My current take on the huge Government actions trying resurrect the prosperity economy is subject to change faster than you can say “The Dow’s Down 500”.  However I would like to hear more talk about how the economy got too big for it’s britches and most of us, and certainly the country as a whole, have been living pretty large for no good reason, fueling both economic growth and personal living off of home equity that …. ain’t … here …. no …. more.     We’ll need to work harder and get less for awhile, and perhaps forever as the rest of the world catches up to our levels of prosperity.    Welcome to the new global economy.

Another factor I’m confident about is that the banks are going to act very opportunistically with the new sources of funding, though I’m not sure what form this will take.  Assume, for example, that you run a totally solvent bank and have managed risk appropriately.   Yet you know the feds are about to absorb disproportionate risks in order to get the macro economic juices flowing.    Your best play is to lay low for awhile, waiting for potential free money, lower risks, and most importantly saving up the benefits of your solvency so you can scoop up smaller banks and deals as they become available.    Although I assume there are some safeguards in place I think one of the Fed’s miscalculations right now is that the big bank players *want to play* when in fact the best of them *want to hang out and make a killing* as the insolvencies rip through the system and are removed at taxpayer expense.    This behavior by solvent banks *also* increases uncertainties because nobody currently knows who is good to go and who will be dead later in the month.   I *absolutely* agree with those calling for a massive increase in financial transparency throughout the banking sector – e.g.  requiring banks to place much more itemized information about assets and liabilities online for all to see.   This should be a condition of *doing business with the Federal Government*, which means every bank would be required to do it.   The initial effect would probably be a massive shift in resources toward the healthier banks but this is where the Government, again with total transparency, could balance things out to avoid potential catastrophic failures.

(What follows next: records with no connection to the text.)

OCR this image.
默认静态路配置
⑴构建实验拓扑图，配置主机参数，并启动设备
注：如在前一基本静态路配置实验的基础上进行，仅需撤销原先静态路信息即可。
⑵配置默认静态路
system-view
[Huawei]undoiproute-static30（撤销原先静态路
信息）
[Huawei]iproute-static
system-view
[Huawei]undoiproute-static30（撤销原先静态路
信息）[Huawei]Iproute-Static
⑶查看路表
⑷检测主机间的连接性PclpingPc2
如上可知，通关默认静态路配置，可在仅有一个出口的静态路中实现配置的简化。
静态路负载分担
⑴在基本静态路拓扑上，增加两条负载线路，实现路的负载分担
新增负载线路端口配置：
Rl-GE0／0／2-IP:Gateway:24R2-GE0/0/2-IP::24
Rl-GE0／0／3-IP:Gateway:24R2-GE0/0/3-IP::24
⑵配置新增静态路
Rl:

Hello UK, and welcome to the bail out club…


I’m not seeing enough about the 500 billion pound UK Bailout (that’s $865 Billion US) on US Financial news.

That’s more than our USA bail out despite the fact that our economy dwarfs that of the UK.  Probably a sign that here in the US we are in for massively more bail out spending before the financial bloodbath is over.

The scale of this measure suggests to me what the markets already seemed to know – the situation is worse than we’ve been told.

So, market activity remains jittery and unhappy even though we’ve now got a massive global bailout in progress with the global .5 rate cut combined with 700 billion here and 865 billion there and the large global rate cut.  Gee whiz, pretty soon this could add up to real money.

I’m uncertain about this but I think the only remaining certainty is uncertainty, and that’s … for sure!